Every year, Israeli Apartheid Week provokes heated debate between pro-Israeli and pro-Palestinian students and groups on campus. The week includes lectures, demonstrations, and films to shore up support for “boycotts, divestments, and sanctions” against Israel, according to its website. Launched at U of T in 2005, IAW is being held in 40 cities this year.
“We do this week to raise awareness of Palestinians living under Israeli apartheid and to promote the growing global movement for boycotting domestic sanctions, and to get Israel to comply with three demands,” said Students Against Israeli Apartheid organizer Golta Shahidi. “The first one is an end to occupation, and dismantling the apartheid wall; the second demand is to respect the right of return of Palestinian refugees; and the final demand is equal rights for all citizens of the state.”

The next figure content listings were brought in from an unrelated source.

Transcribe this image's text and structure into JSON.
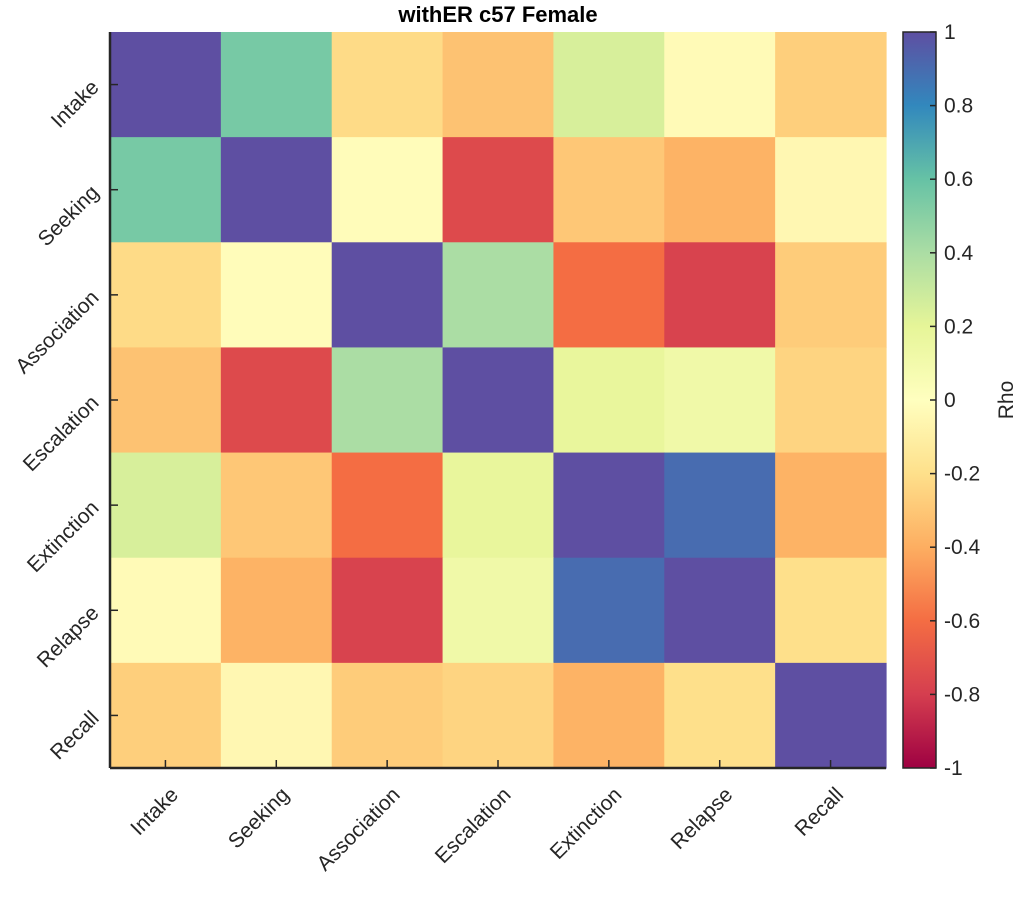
{
  "chart_data": {
    "type": "heatmap",
    "title": "withER c57 Female",
    "variables": [
      "Intake",
      "Seeking",
      "Association",
      "Escalation",
      "Extinction",
      "Relapse",
      "Recall"
    ],
    "matrix": [
      [
        1.0,
        0.55,
        -0.22,
        -0.32,
        0.25,
        -0.03,
        -0.27
      ],
      [
        0.55,
        1.0,
        -0.02,
        -0.75,
        -0.3,
        -0.38,
        -0.05
      ],
      [
        -0.22,
        -0.02,
        1.0,
        0.4,
        -0.6,
        -0.78,
        -0.28
      ],
      [
        -0.32,
        -0.75,
        0.4,
        1.0,
        0.18,
        0.12,
        -0.25
      ],
      [
        0.25,
        -0.3,
        -0.6,
        0.18,
        1.0,
        0.9,
        -0.38
      ],
      [
        -0.03,
        -0.38,
        -0.78,
        0.12,
        0.9,
        1.0,
        -0.2
      ],
      [
        -0.27,
        -0.05,
        -0.28,
        -0.25,
        -0.38,
        -0.2,
        1.0
      ]
    ],
    "colorbar": {
      "label": "Rho",
      "range": [
        -1,
        1
      ],
      "ticks": [
        -1,
        -0.8,
        -0.6,
        -0.4,
        -0.2,
        0,
        0.2,
        0.4,
        0.6,
        0.8,
        1
      ],
      "tick_labels": [
        "-1",
        "-0.8",
        "-0.6",
        "-0.4",
        "-0.2",
        "0",
        "0.2",
        "0.4",
        "0.6",
        "0.8",
        "1"
      ],
      "colormap": "spectral",
      "colormap_stops": [
        "#9e0142",
        "#d53e4f",
        "#f46d43",
        "#fdae61",
        "#fee08b",
        "#ffffbf",
        "#e6f598",
        "#abdda4",
        "#66c2a5",
        "#3288bd",
        "#5e4fa2"
      ]
    },
    "grid": false
  }
}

The campaign has drawn criticism for using the word “apartheid.” Pro-Israeli student groups say the event is one-sided, and spreads hate and misinformation about Israel. This year, two Ottawa universities banned IAW posters that portray Israel as killing children.
While friction at other campuses has been rising, U of T’s event is the calmest since its inception. SAIA member Semra Eylul Sevi said the group is faced with a “different way of trying to suppress dissent” from admin. She cited a Freedom of Information request that revealed senior U of T administrators were involved in denying SAIA space bookings.
Two weeks ago, Carleton University threatened expulsions and sanctions against SAIA for circulating promotional IAW posters that depicted an Israeli warplane firing a missile at a Palestinian child.
Sevi said these posters were posted around the U of T campus, but many were torn down or defaced. A new batch of posters, now up, read, “Tear down this poster if you support Israeli Apartheid.”
The phrase “Israeli Apartheid” was banned by McMaster University last year, with support from the McMaster Students Union. McMaster’s photocopy centre refused to reproduce a poster with the phrase “Israeli Apartheid Week,” sending it off to the university’s human rights and equity services office instead.
On Feb. 12, reported student newspaper the Excalibur, pro-Israeli and pro-Palestinian student groups protested simultaneously at Vari Hall, separated by a row of campus security guards. The York branch of SAIA held the rally to urge York president Mamdouh Shoukri to condemn the bombing of academic institutions by Israel. Jewish student groups like Hillel and Hasbara Fellowships organized a counter-demonstration.
SAIA, as organizers, have been suspended for 30 days and fined $1,000 for disrupting classes. The suspension bars the group from booking rooms, halls, and tables, according to SAIA member Hala Farah.
The day before the protest, SAIA had interrupted a press conference announcing that enough signatures had been obtained to impeach the York Federation of Students executive. The conference was apart of a Drop YFS campaign organized by Hillel at York and other pro-Israeli student groups. Tensions boiled over when SAIA and other supporters of YFS entered the room, breaking the fire-code capacity of 30 people, and abruptly ending the press conference. Accusations of racism flew from both sides.
IAW has also attracted controversial figures. Former University of Colorado professor Ward Churchill was a featured guest at IAW at U of T in 2006, and then again at Ryerson in 2008. In an essay written shortly after the World Trade Centre attacks, Churchill called some victims “little Eichmanns,” referring to Karl Adolf Eichmann, the Nazi official who administered concentration camps in World War II.
Palestinian professor of political science at University of Massachusetts, Leila Farsakh, First Nations activist Bob Lovelace, and York University professor David McNally will speak at the Koffler Institute at 7 p.m. tonight.